Social media - and Twitter in particular - can be a seriously mixed bag for comedy people. For every up, there's a down; for every swing, a roundabout. Not that there's anything wrong with roundabouts, really, but you get the idea.

Even the most social media-sceptical of comedians will often have a Twitter presence, even if they only use it for promotional purposes: you'll hear nothing for weeks, forget you follow them, then they'll pop up with some tour dates as if they've never been away. It's undeniably a useful tool for plugging stuff, and Twitter's limited-character concept has also proven a useful way of honing the joke-writing skills, forcing comics to cut out the chaff and get to the meat of a gag.

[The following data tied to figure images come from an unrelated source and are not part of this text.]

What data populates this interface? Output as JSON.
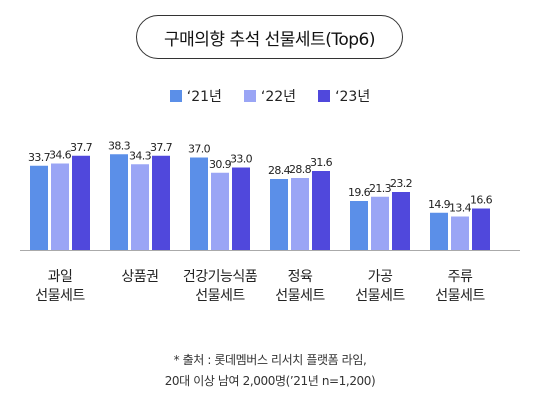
{
  "chart_data": {
    "type": "bar",
    "title": "구매의향 추석 선물세트(Top6)",
    "categories": [
      [
        "과일",
        "선물세트"
      ],
      [
        "상품권"
      ],
      [
        "건강기능식품",
        "선물세트"
      ],
      [
        "정육",
        "선물세트"
      ],
      [
        "가공",
        "선물세트"
      ],
      [
        "주류",
        "선물세트"
      ]
    ],
    "series": [
      {
        "name": "‘21년",
        "color": "#5b8fe8",
        "values": [
          33.7,
          38.3,
          37.0,
          28.4,
          19.6,
          14.9
        ],
        "labels": [
          "33.7",
          "38.3",
          "37.0",
          "28.4",
          "19.6",
          "14.9"
        ]
      },
      {
        "name": "‘22년",
        "color": "#9aa5f5",
        "values": [
          34.6,
          34.3,
          30.9,
          28.8,
          21.3,
          13.4
        ],
        "labels": [
          "34.6",
          "34.3",
          "30.9",
          "28.8",
          "21.3",
          "13.4"
        ]
      },
      {
        "name": "‘23년",
        "color": "#5048dc",
        "values": [
          37.7,
          37.7,
          33.0,
          31.6,
          23.2,
          16.6
        ],
        "labels": [
          "37.7",
          "37.7",
          "33.0",
          "31.6",
          "23.2",
          "16.6"
        ]
      }
    ],
    "ylim": [
      0,
      40
    ],
    "grid": false,
    "legend_position": "top-center"
  },
  "footnote": {
    "line1": "* 출처 : 롯데멤버스 리서치 플랫폼 라임,",
    "line2": "20대 이상 남여 2,000명(’21년 n=1,200)"
  },
  "colors": {
    "axis": "#aaaaaa"
  }
}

The recent doubling of the site's character limit has taken away that challenge, sadly: now you can warble on at length, which is not necessarily a good thing. But then for a high-profile person, doing anything on Twitter is likely to encourage both good and bad responses, however brilliant it may be. Social media has certainly changed. In the good old days - still less than a decade ago - the edgiest thing about these sites was people poking each other on Facebook, and the only rival factions were the pokers and the pokies. Did you know that pokies is also a term for poker machines, incidentally? You do now.

Twitter

Twitter itself was initially viewed as a place where people just wrote about what lunch they were having (now they post pictures of their lunch on Instagram), while the major bone of contention for comedians was lesser talents nicking their gags and tweeting them as if they were their own. We won't name them, but a couple of celebs were particularly shameless about joke appropriation, perhaps clinging to the old music hall idea that a gag is fair game as soon as someone tells it once.

But Twitter has grown enormously over the last five years, and transformed into a sort of big angry city rather than the quaint little town it used to be. No matter how apolitical and uncontroversial a comic may try to be, they're likely to get all sorts of stick at some point, for the most innocuous of gags. For that reason, a lot of famous funny people treat Twitter like a bus: they jump on and off it fairly regularly.

Still, dealing with abusive types can also be useful practice for comics who do regular gigs, and a lot of acts give as good as they get. One high-profile stand-up we spoke seemed to actively enjoy taking on Twitter trolls, and treats them like hecklers: his role, he said, is to abuse those rude people as amusingly as possible, for the enjoyment of his other followers, as if he's onstage in a club. And when they all wade in too, all the better.